Does any one live, who knows what set purposes you have, half as

well as I do? Does any one live, who knows what a steady memory you

have, half as well as I do? I who have sat on this same hearth on

the little stool that is even now beside you there, learning your

lessons and looking up into your face, when your face was strange

and frightened me!"

"Soon forgotten!" moaned Miss Havisham. "Times soon forgotten!"

"No, not forgotten," retorted Estella. "Not forgotten, but

treasured up in my memory. When have you found me false to your

teaching? When have you found me unmindful of your lessons? When

have you found me giving admission here," she touched her bosom

with her hand, "to anything that you excluded? Be just to me."

"So proud, so proud!" moaned Miss Havisham, pushing away her grey

hair with both her hands.

"Who taught me to be proud?" returned Estella. "Who praised me when

I learnt my lesson?"

"So hard, so hard!" moaned Miss Havisham, with her former action.

"Who taught me to be hard?" returned Estella. "Who praised me when

I learnt my lesson?"

"But to be proud and hard to me!" Miss Havisham quite shrieked, as

she stretched out her arms. "Estella, Estella, Estella, to be proud

and hard to me!"

Estella looked at her for a moment with a kind of calm wonder, but

was not otherwise disturbed; when the moment was past, she looked

down at the fire again.

"I cannot think," said Estella, raising her eyes after a silence

"why you should be so unreasonable when I come to see you after a

separation. I have never forgotten your wrongs and their causes. I

have never been unfaithful to you or your schooling. I have never

shown any weakness that I can charge myself with."

"Would it be weakness to return my love?" exclaimed Miss Havisham.

"But yes, yes, she would call it so!"

"I begin to think," said Estella, in a musing way, after another

moment of calm wonder, "that I almost understand how this comes

about.
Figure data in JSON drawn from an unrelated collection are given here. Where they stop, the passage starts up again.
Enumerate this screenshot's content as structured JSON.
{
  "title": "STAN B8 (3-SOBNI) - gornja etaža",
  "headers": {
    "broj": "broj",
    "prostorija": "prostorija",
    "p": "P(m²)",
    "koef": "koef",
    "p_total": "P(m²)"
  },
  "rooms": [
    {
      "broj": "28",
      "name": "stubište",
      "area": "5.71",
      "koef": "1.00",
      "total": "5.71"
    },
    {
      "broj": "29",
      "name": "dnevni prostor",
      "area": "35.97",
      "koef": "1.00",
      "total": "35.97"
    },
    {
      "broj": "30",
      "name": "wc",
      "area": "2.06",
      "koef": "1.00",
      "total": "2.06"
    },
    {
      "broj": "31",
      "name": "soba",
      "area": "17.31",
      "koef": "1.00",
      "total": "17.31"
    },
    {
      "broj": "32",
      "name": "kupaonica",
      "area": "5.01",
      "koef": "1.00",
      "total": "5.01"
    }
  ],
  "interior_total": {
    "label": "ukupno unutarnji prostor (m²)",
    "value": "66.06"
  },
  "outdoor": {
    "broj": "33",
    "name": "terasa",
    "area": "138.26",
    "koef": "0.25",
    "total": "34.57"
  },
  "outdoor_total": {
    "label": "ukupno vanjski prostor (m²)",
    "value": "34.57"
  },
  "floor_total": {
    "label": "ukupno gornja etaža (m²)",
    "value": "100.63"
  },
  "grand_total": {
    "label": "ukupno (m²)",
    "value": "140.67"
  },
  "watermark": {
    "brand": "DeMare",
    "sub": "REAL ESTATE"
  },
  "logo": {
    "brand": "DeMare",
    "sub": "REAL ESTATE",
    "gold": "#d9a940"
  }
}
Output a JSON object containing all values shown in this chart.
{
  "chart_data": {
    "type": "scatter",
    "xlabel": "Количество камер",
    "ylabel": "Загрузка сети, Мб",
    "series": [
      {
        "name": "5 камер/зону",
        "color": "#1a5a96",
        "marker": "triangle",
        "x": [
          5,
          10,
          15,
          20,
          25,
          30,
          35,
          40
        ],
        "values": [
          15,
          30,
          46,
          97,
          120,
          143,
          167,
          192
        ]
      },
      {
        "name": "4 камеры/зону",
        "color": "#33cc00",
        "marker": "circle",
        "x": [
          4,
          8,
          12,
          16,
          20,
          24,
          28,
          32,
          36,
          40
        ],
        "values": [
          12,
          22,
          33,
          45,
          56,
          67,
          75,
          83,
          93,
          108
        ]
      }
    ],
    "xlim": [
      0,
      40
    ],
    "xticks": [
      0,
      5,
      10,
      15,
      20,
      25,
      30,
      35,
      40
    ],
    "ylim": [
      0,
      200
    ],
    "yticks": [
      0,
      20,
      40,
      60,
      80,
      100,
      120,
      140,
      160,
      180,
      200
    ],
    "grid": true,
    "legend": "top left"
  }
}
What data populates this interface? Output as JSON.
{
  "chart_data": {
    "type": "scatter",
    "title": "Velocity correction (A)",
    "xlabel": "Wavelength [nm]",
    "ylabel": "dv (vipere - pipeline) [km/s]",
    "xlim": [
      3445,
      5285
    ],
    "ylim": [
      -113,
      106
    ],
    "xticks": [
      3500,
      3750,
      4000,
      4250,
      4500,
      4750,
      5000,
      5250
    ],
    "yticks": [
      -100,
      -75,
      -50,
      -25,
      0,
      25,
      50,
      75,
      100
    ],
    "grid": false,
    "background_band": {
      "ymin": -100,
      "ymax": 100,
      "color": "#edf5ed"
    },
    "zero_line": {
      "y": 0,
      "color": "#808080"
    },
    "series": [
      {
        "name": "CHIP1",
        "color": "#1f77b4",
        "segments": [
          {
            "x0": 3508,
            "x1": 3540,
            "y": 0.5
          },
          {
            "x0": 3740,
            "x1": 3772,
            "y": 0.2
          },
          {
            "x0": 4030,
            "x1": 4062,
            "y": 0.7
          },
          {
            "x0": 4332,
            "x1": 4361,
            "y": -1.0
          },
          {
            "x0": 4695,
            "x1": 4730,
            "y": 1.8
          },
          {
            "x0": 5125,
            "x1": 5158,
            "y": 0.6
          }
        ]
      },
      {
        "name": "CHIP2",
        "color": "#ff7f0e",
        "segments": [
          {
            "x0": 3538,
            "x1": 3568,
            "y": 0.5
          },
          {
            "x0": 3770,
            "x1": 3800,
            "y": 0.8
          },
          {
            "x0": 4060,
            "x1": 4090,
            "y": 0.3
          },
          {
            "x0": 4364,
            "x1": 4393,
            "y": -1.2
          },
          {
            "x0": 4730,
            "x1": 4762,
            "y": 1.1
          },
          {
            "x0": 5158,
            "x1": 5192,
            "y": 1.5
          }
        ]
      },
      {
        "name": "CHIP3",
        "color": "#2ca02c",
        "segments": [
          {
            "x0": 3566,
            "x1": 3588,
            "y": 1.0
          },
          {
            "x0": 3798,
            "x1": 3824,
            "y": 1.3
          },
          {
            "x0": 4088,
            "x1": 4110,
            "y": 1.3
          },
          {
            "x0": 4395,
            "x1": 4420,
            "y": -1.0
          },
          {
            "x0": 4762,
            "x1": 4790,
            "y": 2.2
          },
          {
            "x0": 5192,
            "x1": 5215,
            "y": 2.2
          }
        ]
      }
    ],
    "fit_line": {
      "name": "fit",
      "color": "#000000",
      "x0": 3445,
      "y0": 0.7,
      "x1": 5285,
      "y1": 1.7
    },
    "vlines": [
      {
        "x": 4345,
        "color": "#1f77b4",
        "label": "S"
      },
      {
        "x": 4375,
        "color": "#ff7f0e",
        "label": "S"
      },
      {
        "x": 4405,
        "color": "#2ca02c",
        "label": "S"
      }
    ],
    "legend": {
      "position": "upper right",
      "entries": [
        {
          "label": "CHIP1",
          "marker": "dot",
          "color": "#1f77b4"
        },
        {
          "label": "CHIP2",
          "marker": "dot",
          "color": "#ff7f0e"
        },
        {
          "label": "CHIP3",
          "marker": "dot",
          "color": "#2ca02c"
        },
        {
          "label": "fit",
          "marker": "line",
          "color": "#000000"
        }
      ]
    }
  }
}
If you had brought up your adopted daughter wholly in the

dark confinement of these rooms, and had never let her know that

there was such a thing as the daylight by which she had never once

seen your face - if you had done that, and then, for a purpose had

wanted her to understand the daylight and know all about it, you

would have been disappointed and angry?"

Miss Havisham, with her head in her hands, sat making a low

moaning, and swaying herself on her chair, but gave no answer.

"Or," said Estella, " - which is a nearer case - if you had taught

her, from the dawn of her intelligence, with your utmost energy and

might, that there was such a thing as daylight, but that it was

made to be her enemy and destroyer, and she must always turn

against it, for it had blighted you and would else blight her; - if

you had done this, and then, for a purpose, had wanted her to take

naturally to the daylight and she could not do it, you would have

been disappointed and angry?"

Miss Havisham sat listening (or it seemed so, for I could not see

her face), but still made no answer.

"So," said Estella, "I must be taken as I have been made. The

success is not mine, the failure is not mine, but the two together

make me."

Miss Havisham had settled down, I hardly knew how, upon the floor,

among the faded bridal relics with which it was strewn.